In het bijzonder heeft de rechtbank het volgende in aanmerking genomen.
Verdachte heeft zich schuldig gemaakt aan de opzettelijke invoer van 2.929,3 gram cocaïne.
Dit is een voor de gezondheid van personen schadelijke stof. De ingevoerde hoeveelheid was van dien aard, dat deze bestemd moet zijn geweest voor verdere verspreiding en handel.
De verspreiding van en handel in cocaïne gaan gepaard met vele andere vormen van criminaliteit, waaronder de door gebruikers gepleegde strafbare feiten ter financiering van hun behoefte aan deze stof.
Volgens de oriëntatiepunten voor straftoemeting voor drugskoeriers van het LOVS is het uitgangspunt bij de invoer van een dergelijke hoeveelheid drugs een gevangenisstraf voor de duur van dertig (30) maanden.
Zoals ter terechtzitting besproken, heeft verdachte een zeer jeugdige leeftijd (hij is drie maanden voor het plegen van het onderhavige delict achttien jaar oud geworden). De rechtbank is van oordeel dat in deze persoonlijke omstandigheden grond is gelegen om in aanzienlijke mate af te wijken van de straf die ten aanzien van dit soort strafbare feiten bij vergelijkbare ingevoerde hoeveelheden cocaïne doorgaans pleegt te worden opgelegd.
Alles afwegende is de rechtbank van oordeel dat een vrijheidsbenemende straf van na te noemen duur moet worden opgelegd.
7. Toepasselijke wettelijke voorschriften
De volgende wetsartikelen zijn van toepassing:
2 en 10 van de Opiumwet.
8. Beslissing
De rechtbank:
Verklaart bewezen dat verdachte het ten laste gelegde feit heeft begaan zoals hiervoor onder 3.4 weergegeven.
Verklaart niet bewezen wat aan verdachte meer of anders is ten laste gelegd dan hierboven als bewezen is aangenomen en spreekt hem daarvan vrij.
Bepaalt dat het bewezen verklaarde feit het hierboven onder 4. vermelde strafbare feit oplevert.
Verklaart verdachte hiervoor strafbaar.
Veroordeelt verdachte tot een gevangenisstraf voor de duur van VIJFTIEN (15) MAANDEN.
Bepaalt dat de tijd die verdachte vóór de tenuitvoerlegging van dit vonnis in verzekering en voorlopige hechtenis heeft doorgebracht, bij de tenuitvoerlegging van de opgelegde gevangenisstraf in mindering wordt gebracht, voor zover die tijd niet reeds op een andere straf in mindering is gebracht.
Samenstelling rechtbank en uitspraakdatum
Dit vonnis is gewezen door
mr. W.J. van Andel, voorzitter,
mr. C.A.M. van der Heijden en mr. T. Fuchs, rechters,
in tegenwoordigheid van de griffier mr. drs. F.A. Rive,
en uitgesproken op de openbare terechtzitting van 8 april 2015.

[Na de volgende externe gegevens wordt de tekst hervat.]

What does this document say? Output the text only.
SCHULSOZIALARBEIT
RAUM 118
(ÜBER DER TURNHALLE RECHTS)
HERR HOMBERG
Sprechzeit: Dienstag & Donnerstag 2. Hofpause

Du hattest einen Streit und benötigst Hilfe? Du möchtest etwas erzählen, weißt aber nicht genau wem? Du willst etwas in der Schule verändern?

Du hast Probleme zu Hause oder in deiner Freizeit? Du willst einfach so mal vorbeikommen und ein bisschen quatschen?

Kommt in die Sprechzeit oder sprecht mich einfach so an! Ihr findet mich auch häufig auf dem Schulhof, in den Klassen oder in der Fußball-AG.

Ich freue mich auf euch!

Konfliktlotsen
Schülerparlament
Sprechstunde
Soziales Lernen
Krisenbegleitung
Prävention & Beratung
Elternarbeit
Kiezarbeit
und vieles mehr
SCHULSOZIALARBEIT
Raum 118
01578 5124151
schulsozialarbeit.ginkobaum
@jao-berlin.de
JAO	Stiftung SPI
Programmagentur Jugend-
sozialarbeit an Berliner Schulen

Mr. Fuchs is buiten staat dit vonnis mede te ondertekenen.

Voetnoten

1.De door de rechtbank in de voetnoten als proces-verbaal aangeduide bewijsmiddelen zijn in de wettelijke vorm opgemaakt door personen die daartoe bevoegd zijn en voldoen ook overigens aan de daaraan bij wet gestelde eisen.

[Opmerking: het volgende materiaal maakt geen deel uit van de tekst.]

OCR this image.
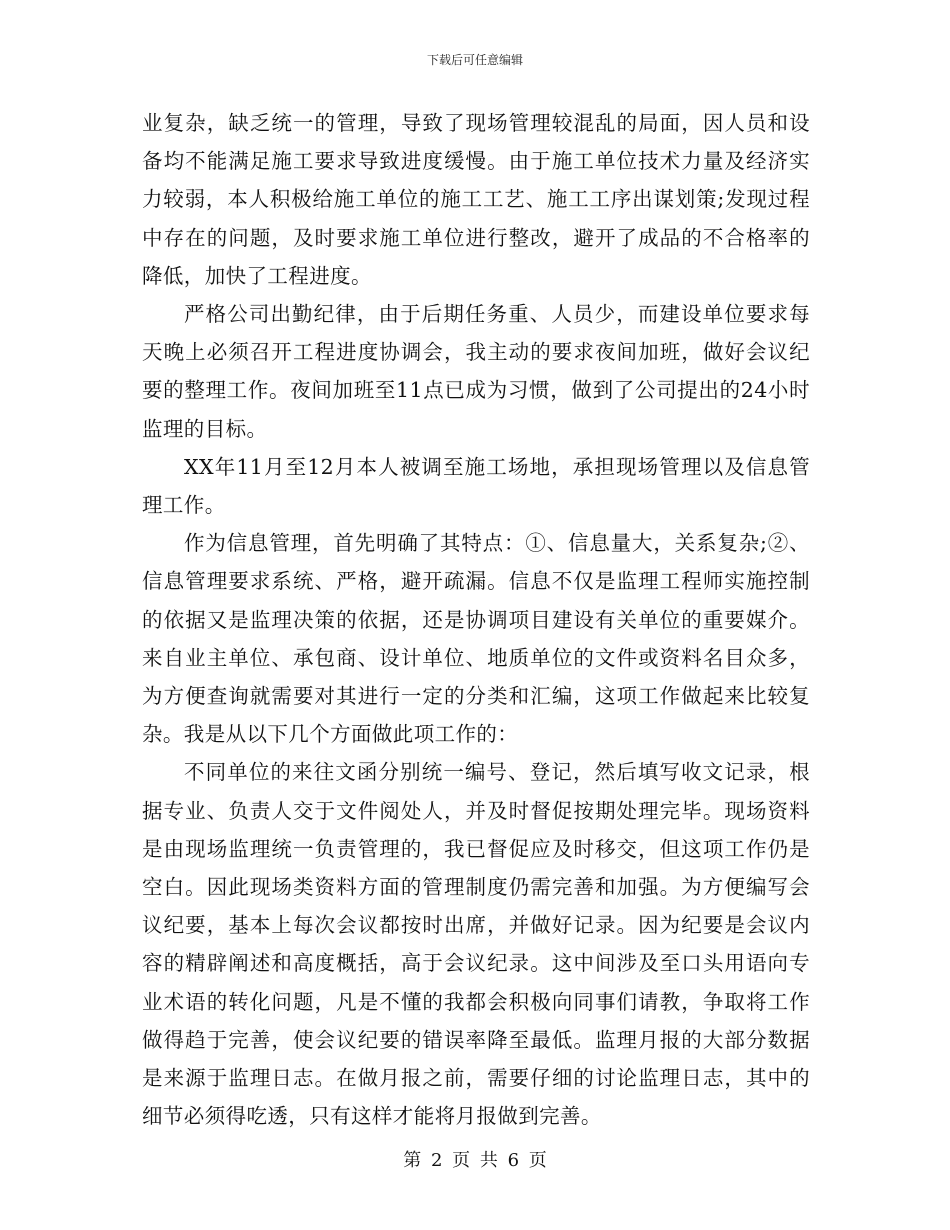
下载后可任意编辑

业复杂，缺乏统一的管理，导致了现场管理较混乱的局面，因人员和设备均不能满足施工要求导致进度缓慢。由于施工单位技术力量及经济实力较弱，本人积极给施工单位的施工工艺、施工工序出谋划策;发现过程中存在的问题，及时要求施工单位进行整改，避开了成品的不合格率的降低，加快了工程进度。

严格公司出勤纪律，由于后期任务重、人员少，而建设单位要求每天晚上必须召开工程进度协调会，我主动的要求夜间加班，做好会议纪要的整理工作。夜间加班至11点已成为习惯，做到了公司提出的24小时监理的目标。

XX年11月至12月本人被调至施工场地，承担现场管理以及信息管理工作。

作为信息管理，首先明确了其特点：①、信息量大，关系复杂;②、信息管理要求系统、严格，避开疏漏。信息不仅是监理工程师实施控制的依据又是监理决策的依据，还是协调项目建设有关单位的重要媒介。来自业主单位、承包商、设计单位、地质单位的文件或资料名目众多，为方便查询就需要对其进行一定的分类和汇编，这项工作做起来比较复杂。我是从以下几个方面做此项工作的：

不同单位的来往文函分别统一编号、登记，然后填写收文记录，根据专业、负责人交于文件阅处人，并及时督促按期处理完毕。现场资料是由现场监理统一负责管理的，我已督促应及时移交，但这项工作仍是空白。因此现场类资料方面的管理制度仍需完善和加强。为方便编写会议纪要，基本上每次会议都按时出席，并做好记录。因为纪要是会议内容的精辟阐述和高度概括，高于会议纪录。这中间涉及至口头用语向专业术语的转化问题，凡是不懂的我都会积极向同事们请教，争取将工作做得趋于完善，使会议纪要的错误率降至最低。监理月报的大部分数据是来源于监理日志。在做月报之前，需要仔细的讨论监理日志，其中的细节必须得吃透，只有这样才能将月报做到完善。

第 2 页 共 6 页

2.Proces-verbaal van aanhouding d.d. 9 december 201, dossierparagraaf 1.1.
3.Proces-verbaal van onderzoek verdovende middelen d.d. 10 december 2014, dossierparagraaf 2.6.
4.Een deskundigenrapport van het Douane Laboratorium d.d. 16 december 2014, kenmerk 14856 X 14 (los opgenomen).